The research, led by Capilano, also found that more than half of parents (52%) often find themselves contending with a fusspot.
Kate: The pressure on parents to be 'everything' is enormous.
I can relate, as I’ve been blessed with two very beautiful, VERY fussy girls. Each morning Chloe (5) and Mia (3) wake up at around 6:00am dying from starvation so it’s a race against time to get their breakfasts organised. Greek yoghurt (believe it or not, we go through 5L a week) and a sliced banana with either Cheerios, Weetbix or porridge is a typical morning dish in our household. One can’t stand the look or taste of porridge and can’t even sit at the same table if it is dished up! While I’m not sure if Mia even likes Greek yoghurt, because her older sister doesn’t mind it, she happily eats it.
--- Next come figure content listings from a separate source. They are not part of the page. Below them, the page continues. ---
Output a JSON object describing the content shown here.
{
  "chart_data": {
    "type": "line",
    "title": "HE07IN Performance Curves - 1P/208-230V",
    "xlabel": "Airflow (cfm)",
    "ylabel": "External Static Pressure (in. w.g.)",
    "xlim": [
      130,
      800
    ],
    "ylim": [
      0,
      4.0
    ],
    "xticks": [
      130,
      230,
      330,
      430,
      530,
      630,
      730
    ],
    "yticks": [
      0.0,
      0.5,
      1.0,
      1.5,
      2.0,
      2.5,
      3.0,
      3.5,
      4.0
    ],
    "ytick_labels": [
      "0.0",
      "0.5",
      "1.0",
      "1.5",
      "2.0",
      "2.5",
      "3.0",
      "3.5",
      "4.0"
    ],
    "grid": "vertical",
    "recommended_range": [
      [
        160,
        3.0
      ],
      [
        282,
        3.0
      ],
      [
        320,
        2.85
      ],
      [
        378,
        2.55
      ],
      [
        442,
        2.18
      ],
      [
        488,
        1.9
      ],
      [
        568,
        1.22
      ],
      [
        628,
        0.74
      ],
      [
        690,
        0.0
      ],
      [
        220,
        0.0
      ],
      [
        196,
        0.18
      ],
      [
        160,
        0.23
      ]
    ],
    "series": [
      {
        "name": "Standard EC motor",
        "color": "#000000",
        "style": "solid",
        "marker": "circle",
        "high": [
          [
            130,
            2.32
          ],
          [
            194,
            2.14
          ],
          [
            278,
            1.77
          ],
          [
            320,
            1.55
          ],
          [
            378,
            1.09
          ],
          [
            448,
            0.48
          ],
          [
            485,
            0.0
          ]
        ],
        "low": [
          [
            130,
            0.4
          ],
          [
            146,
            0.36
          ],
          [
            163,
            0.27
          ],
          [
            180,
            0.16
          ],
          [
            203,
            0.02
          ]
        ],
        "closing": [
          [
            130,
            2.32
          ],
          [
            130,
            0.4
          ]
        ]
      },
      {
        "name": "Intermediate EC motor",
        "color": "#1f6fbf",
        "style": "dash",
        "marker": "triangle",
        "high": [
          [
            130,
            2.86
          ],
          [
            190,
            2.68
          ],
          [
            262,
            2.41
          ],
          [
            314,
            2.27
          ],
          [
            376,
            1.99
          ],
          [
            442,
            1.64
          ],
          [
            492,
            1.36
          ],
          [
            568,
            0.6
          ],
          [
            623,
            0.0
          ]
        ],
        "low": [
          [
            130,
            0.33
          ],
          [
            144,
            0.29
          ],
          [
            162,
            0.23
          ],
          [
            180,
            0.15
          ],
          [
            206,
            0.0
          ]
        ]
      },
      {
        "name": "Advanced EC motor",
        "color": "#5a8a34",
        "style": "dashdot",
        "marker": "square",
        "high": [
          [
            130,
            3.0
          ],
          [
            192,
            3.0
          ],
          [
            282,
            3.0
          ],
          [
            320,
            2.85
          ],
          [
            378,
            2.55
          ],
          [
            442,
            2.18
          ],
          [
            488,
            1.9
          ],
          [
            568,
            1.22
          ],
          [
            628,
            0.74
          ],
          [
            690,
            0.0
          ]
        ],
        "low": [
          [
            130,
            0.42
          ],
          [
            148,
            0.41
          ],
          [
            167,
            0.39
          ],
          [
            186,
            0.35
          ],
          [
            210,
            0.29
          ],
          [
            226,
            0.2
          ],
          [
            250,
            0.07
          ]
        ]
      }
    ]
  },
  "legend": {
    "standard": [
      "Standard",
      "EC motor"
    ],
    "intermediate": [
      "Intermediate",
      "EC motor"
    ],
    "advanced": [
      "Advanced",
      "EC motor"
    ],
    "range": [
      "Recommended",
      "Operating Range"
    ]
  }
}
Do you think this breakfast choice sounds unhealthy? You would be surprised by how many other parents think it is, especially when they hear the word Cheerios. Being a dietitian, I know how important it is for kids to have a hearty breakfast and in my opinion, Cheerios certainly isn’t the worst choice… it’s a whole grain cereal containing soluble fibre, low in saturated fat, cholesterol free and fortified with a range of vitamins and minerals including iron, calcium and vitamin B meeting over 25% of the daily requirements – but that doesn’t stop the rhetorically horrified comments: ‘Do you at least buy the NO added sugar variety?’ or ‘Isn’t that like feeding your kids Fruit Loops?’
No. It’s nothing like giving your child a bowl of sugar, it only contains around one teaspoon per serve and they don’t add sugar to it either! Truth is, they would eat the NO added sugar variety but my eldest loves the original and my youngest prefers the honey flavoured – honestly, it really comes down to whichever option they have available at the supermarket. I’m not alone in swallowing the judgement from other mums and dads – Capilano’s research also found that almost one in five parents have been made to feel guilty about the food they give their child.